Timothy of Jerusalem


"Therefore the Virgin is immortal to this day, seeing that he who had dwelt in her transported her to the regions of her assumption" (Homily on Simeon and Anna [A.D. 400]).



Gregory of Tours


"The course of this life having been completed by blessed Mary, when now she would be called from the world, all the apostles came together from their various regions to her house. And when they had heard that she was about to be taken from the world, they kept watch together with her. And behold, the Lord Jesus came with his angels, and, taking her soul, he gave it over to the angel Michael and withdrew.

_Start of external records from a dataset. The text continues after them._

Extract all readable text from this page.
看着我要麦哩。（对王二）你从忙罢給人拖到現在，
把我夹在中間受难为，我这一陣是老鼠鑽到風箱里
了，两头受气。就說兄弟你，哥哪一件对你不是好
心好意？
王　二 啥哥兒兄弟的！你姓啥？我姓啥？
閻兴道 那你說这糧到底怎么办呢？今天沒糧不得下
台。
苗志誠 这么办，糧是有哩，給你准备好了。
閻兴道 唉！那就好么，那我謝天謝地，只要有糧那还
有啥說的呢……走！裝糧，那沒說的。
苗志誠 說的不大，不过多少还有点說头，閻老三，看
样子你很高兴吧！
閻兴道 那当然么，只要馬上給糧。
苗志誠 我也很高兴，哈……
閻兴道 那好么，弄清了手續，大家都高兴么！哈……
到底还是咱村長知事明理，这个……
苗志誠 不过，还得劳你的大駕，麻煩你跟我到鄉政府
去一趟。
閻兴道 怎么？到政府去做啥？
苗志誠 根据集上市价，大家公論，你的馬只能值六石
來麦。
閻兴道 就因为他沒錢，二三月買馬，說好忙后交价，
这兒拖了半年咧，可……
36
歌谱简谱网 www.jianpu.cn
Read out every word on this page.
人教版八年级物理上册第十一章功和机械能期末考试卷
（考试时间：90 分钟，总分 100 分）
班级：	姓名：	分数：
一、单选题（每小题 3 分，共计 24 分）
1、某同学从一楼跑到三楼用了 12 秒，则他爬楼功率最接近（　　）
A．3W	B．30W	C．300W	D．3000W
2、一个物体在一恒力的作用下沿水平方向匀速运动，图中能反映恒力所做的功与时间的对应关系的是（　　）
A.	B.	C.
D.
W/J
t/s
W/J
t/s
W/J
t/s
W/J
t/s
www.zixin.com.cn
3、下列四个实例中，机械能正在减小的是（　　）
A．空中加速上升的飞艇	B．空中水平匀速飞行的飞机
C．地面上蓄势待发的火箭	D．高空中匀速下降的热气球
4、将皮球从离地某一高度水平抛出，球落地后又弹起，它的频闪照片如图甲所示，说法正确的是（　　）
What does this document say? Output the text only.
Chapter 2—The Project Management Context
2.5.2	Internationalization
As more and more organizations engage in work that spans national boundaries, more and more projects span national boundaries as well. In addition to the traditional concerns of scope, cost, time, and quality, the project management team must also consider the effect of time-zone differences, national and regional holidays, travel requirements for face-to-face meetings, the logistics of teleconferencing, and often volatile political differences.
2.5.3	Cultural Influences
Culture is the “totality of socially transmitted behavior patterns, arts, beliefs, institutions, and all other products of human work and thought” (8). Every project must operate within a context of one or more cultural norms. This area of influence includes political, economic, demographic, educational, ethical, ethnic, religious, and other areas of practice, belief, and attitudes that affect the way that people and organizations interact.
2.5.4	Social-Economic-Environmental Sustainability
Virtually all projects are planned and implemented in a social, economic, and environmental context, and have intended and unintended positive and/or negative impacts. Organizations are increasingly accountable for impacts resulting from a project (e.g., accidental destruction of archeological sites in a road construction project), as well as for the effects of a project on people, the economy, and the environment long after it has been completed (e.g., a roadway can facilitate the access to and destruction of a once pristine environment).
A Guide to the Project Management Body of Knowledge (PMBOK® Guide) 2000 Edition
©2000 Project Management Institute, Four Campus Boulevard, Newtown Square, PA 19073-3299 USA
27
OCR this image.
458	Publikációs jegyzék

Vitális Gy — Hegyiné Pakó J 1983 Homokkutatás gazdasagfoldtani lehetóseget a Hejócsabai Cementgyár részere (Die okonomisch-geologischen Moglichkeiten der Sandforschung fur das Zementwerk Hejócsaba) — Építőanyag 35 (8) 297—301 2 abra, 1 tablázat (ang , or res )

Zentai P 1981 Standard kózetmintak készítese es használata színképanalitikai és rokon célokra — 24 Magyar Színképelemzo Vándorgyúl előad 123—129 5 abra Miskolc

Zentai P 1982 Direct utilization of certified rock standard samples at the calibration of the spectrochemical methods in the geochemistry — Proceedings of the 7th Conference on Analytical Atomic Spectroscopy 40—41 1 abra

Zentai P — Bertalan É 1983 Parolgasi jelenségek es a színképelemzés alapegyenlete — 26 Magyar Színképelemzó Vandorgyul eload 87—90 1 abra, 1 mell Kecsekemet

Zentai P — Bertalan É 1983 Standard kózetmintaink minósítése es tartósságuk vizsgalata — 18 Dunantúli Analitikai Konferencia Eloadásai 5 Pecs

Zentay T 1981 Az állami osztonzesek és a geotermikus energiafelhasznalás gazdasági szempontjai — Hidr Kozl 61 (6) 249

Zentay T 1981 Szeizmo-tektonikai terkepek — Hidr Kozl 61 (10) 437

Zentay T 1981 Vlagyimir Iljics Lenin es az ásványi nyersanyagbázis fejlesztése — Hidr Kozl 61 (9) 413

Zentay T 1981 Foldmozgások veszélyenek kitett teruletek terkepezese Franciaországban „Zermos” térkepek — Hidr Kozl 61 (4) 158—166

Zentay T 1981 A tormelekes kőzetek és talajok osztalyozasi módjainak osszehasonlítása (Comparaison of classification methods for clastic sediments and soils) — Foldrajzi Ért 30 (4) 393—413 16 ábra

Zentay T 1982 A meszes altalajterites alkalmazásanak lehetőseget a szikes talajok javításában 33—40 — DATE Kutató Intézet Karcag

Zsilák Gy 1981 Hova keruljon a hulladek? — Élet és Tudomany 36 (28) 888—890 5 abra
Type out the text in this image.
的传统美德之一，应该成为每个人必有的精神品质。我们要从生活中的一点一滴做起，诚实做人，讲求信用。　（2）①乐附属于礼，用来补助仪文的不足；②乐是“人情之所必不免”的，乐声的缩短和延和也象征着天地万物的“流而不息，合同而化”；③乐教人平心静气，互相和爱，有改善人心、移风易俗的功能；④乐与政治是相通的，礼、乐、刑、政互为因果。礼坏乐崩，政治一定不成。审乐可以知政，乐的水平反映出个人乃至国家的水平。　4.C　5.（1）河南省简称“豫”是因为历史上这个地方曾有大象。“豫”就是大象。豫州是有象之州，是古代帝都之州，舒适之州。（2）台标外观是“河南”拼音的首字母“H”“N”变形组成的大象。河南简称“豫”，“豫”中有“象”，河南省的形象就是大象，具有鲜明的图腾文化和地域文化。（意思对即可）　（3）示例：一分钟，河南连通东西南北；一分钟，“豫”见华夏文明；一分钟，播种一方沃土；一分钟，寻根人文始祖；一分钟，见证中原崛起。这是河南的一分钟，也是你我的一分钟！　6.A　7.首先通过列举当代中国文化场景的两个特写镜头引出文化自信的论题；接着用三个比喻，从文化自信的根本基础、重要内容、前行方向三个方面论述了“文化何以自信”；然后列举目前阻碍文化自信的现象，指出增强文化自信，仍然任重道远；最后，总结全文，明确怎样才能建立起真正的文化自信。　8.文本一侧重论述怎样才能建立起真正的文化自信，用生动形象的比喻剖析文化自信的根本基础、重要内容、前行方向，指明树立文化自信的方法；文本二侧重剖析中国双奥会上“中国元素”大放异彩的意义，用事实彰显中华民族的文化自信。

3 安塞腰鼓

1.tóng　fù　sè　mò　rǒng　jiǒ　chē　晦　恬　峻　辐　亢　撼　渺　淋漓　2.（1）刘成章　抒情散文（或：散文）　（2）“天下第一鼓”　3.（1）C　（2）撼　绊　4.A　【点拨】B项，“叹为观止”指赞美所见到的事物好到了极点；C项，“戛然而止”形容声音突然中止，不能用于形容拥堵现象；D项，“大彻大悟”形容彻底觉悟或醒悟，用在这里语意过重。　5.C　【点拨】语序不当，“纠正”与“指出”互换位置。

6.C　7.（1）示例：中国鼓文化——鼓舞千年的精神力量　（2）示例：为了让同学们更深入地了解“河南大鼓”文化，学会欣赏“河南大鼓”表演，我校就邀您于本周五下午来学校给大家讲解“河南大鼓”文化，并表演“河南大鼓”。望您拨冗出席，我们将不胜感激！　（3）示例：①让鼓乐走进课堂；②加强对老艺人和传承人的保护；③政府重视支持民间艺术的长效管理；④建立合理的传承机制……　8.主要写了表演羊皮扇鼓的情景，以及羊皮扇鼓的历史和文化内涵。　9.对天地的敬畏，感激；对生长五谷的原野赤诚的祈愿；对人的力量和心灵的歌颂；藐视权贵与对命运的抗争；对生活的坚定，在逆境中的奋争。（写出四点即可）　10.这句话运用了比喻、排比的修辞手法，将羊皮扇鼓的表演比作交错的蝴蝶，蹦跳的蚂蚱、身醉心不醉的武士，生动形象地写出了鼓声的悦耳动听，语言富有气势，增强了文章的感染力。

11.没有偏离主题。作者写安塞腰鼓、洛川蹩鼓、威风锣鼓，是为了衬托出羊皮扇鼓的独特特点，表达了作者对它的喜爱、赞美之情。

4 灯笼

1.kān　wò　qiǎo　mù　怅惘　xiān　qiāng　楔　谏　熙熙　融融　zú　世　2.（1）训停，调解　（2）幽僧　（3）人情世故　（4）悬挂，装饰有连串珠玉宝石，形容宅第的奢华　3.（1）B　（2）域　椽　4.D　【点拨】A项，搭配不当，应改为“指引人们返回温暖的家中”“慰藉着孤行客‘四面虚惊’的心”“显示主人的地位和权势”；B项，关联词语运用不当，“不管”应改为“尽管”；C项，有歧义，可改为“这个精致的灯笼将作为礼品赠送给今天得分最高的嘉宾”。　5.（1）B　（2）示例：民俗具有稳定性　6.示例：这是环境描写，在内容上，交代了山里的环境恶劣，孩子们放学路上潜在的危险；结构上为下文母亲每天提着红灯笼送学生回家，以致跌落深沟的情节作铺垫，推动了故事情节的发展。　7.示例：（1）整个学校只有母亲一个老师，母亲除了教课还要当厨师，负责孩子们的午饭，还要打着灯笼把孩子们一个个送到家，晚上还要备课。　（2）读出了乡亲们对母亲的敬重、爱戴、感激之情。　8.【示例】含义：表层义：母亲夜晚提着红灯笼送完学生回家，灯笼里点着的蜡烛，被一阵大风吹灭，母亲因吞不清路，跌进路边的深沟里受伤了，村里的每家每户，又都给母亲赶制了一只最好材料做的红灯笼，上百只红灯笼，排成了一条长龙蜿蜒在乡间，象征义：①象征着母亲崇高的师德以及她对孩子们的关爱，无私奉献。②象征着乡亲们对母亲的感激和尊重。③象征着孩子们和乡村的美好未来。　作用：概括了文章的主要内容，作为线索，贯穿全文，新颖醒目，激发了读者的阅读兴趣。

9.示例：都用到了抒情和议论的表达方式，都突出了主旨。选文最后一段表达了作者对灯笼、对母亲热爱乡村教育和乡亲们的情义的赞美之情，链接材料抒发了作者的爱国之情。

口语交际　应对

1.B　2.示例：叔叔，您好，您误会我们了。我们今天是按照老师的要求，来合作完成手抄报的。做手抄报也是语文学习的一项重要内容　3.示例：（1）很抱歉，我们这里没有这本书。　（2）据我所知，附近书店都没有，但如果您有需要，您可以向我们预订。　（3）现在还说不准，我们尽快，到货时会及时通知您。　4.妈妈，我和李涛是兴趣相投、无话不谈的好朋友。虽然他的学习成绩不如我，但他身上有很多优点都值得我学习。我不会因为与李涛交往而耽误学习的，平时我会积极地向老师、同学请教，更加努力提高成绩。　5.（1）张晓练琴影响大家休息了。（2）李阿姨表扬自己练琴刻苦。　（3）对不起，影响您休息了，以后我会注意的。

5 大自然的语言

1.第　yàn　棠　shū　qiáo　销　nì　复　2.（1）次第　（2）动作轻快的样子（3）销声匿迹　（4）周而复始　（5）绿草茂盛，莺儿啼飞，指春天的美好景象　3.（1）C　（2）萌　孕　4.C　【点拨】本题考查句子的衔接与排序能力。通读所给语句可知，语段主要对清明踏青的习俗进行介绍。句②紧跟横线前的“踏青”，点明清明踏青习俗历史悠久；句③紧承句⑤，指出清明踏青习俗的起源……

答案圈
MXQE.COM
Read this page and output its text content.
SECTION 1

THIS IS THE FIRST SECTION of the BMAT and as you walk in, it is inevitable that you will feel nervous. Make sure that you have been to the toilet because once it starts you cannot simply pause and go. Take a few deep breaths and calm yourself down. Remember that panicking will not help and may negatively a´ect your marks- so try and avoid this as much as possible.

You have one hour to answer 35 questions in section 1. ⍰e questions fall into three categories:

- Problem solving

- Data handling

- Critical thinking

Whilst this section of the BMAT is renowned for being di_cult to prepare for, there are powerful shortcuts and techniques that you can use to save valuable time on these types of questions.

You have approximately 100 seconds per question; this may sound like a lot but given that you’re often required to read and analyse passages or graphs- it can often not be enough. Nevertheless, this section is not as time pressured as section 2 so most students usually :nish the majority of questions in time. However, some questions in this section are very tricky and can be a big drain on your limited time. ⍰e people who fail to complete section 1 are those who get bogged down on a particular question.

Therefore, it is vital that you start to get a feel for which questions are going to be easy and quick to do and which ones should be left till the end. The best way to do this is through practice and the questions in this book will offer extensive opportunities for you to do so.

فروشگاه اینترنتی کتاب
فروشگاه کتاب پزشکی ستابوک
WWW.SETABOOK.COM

At daybreak, however, the apostles took up her body on a bier and placed it in a tomb, and they guarded it, expecting the Lord to come. And behold, again the Lord stood by them; the holy body having been received, he commanded that it be taken in a cloud into paradise, where now, rejoined to the soul, [Mary’s body] rejoices with the Lord’s chosen ones and is in the enjoyment of the good of an eternity that will never end" (Eight Books of Miracles 1:4 [A.D. 584]).



Gregory of Tours


"But Mary, the glorious Mother of Christ, who is believed to be a virgin both before and after she bore him, has, as we said above, been translated into paradise, amid the singing of the angelic choirs, wither the Lord preceded her" (ibid., 1:8).



John the Theologian


"[T]he Lord said to his mother, ‘Let your heart rejoice and be glad, for every favor and every gift has been given to you from my Father in heaven and from me and from the Holy Spirit. Every soul that calls upon your name shall not be ashamed, but shall find mercy and comfort and support and confidence, both in the world that now is and in that which is to come, in the presence of my Father in the heavens’" (The Falling Asleep of Mary [A.D. 400]).



John the Theologian


"And from that time forth all knew that the spotless and precious body had been transferred to paradise" (ibid.).